The previous Python FastAPI backend has been removed. Use server/ for all backend work.

Review Architecture

The backend uses a package-first review pipeline so OMA agents can run with bounded context:

  1. Static review classifies changed files, scores priority, and extracts evidence signals.
  2. A token-aware review package keeps compact diff slices for the highest-priority files and records omitted files explicitly.
  3. Each reviewer gets an independent scope with allowed files, search scopes, and tool budgets.
  4. Repo tools enforce those scopes in code, so agents cannot broaden into full-repository reads by prompt alone.
  5. The coordinator synthesizes scoped reviewer outputs into structured findings.

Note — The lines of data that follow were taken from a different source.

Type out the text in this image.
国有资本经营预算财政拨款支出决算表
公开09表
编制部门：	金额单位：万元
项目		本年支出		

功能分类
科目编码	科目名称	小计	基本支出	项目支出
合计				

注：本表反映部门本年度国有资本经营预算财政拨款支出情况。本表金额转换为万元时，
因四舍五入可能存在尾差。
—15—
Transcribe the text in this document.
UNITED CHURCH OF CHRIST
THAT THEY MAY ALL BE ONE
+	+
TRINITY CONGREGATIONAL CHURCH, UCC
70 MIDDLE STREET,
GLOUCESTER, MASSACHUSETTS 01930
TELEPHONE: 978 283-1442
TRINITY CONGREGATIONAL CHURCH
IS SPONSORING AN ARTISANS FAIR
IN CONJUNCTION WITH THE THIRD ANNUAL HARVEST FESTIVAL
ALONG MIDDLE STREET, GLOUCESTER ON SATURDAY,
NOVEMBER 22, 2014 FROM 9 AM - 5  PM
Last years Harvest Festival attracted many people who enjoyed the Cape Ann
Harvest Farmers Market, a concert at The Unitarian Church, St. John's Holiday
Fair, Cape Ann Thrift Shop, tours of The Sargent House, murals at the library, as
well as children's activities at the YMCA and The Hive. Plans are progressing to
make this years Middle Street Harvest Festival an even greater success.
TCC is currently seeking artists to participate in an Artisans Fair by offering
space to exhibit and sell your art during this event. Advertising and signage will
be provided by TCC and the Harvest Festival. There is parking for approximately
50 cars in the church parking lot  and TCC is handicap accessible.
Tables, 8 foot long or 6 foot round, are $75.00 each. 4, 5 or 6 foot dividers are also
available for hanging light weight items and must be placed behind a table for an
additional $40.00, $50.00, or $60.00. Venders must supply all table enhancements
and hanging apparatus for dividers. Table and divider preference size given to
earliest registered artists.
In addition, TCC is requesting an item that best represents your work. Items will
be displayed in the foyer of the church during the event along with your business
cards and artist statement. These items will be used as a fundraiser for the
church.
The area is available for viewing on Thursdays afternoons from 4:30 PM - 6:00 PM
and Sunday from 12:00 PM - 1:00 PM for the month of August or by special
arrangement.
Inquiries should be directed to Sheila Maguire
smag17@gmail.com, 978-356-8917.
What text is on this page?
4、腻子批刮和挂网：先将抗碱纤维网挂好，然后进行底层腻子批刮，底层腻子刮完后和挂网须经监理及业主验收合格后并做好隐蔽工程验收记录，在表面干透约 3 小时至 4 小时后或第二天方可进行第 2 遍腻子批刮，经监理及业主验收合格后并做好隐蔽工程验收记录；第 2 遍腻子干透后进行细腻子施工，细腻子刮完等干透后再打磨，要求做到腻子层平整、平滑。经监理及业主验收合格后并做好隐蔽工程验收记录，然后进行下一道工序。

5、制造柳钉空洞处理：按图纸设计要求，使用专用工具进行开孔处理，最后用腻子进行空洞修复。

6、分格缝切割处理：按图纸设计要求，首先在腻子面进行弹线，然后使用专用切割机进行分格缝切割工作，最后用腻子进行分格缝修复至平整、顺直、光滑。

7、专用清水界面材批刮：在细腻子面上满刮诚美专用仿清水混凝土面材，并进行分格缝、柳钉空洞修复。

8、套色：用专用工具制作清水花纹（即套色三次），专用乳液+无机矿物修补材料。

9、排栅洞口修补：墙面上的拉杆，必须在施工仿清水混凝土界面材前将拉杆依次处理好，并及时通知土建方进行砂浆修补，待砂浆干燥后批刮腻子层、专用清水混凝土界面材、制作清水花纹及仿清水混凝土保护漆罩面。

Keep PR_COPILOT_REVIEW_MAX_CONCURRENCY=1 for conservative providers. Raise it cautiously after confirming the selected model can handle the scoped parallel request load.

Quick Start

Create .env.local in the repository root:

OPENAI_API_KEY=your-api-key
OPENAI_BASE_URL=https://api.openai.com/v1
OPENAI_MODEL=gpt-4o
GITHUB_TOKEN=your-github-token
PORT=8000
PR_COPILOT_STORAGE_DIR=~/.pr-copilot
PR_COPILOT_REVIEW_MAX_CONCURRENCY=1

Install dependencies:

npm install
npm install --prefix server
npm install --prefix frontend

Run both backend and frontend:

npm run dev

Run separately:

npm run dev:server
npm run dev:frontend

Frontend: http://localhost:5173
Backend: http://localhost:8000

API Smoke

curl -X POST http://localhost:8000/api/pr/context \
  -H "Content-Type: application/json" \
  -d "{\"pr_url\":\"https://github.com/OWNER/REPO/pull/NUMBER\"}"
curl -X POST http://localhost:8000/api/review/runs \
  -H "Content-Type: application/json" \
  -d "{\"context_id\":\"CONTEXT_ID\",\"pr_context\":{...}}"

WebSocket:

const ws = new WebSocket("ws://localhost:8000/ws/review-runs/RUN_ID")

Events use:

{ "event_id": "...", "run_id": "...", "type": "run.completed", "sequence": 1, "created_at": "...", "payload": {} }

Verification

cd server && npm test
cd server && npm run lint
cd frontend && npm run build

Git Workflow

  • main: never push directly. Use PRs and team review.
  • Liziark: direct push is allowed. Develop here first, then open a PR to main.
  • PR descriptions must include what changed, what was implemented, what was fixed, tests, and verification.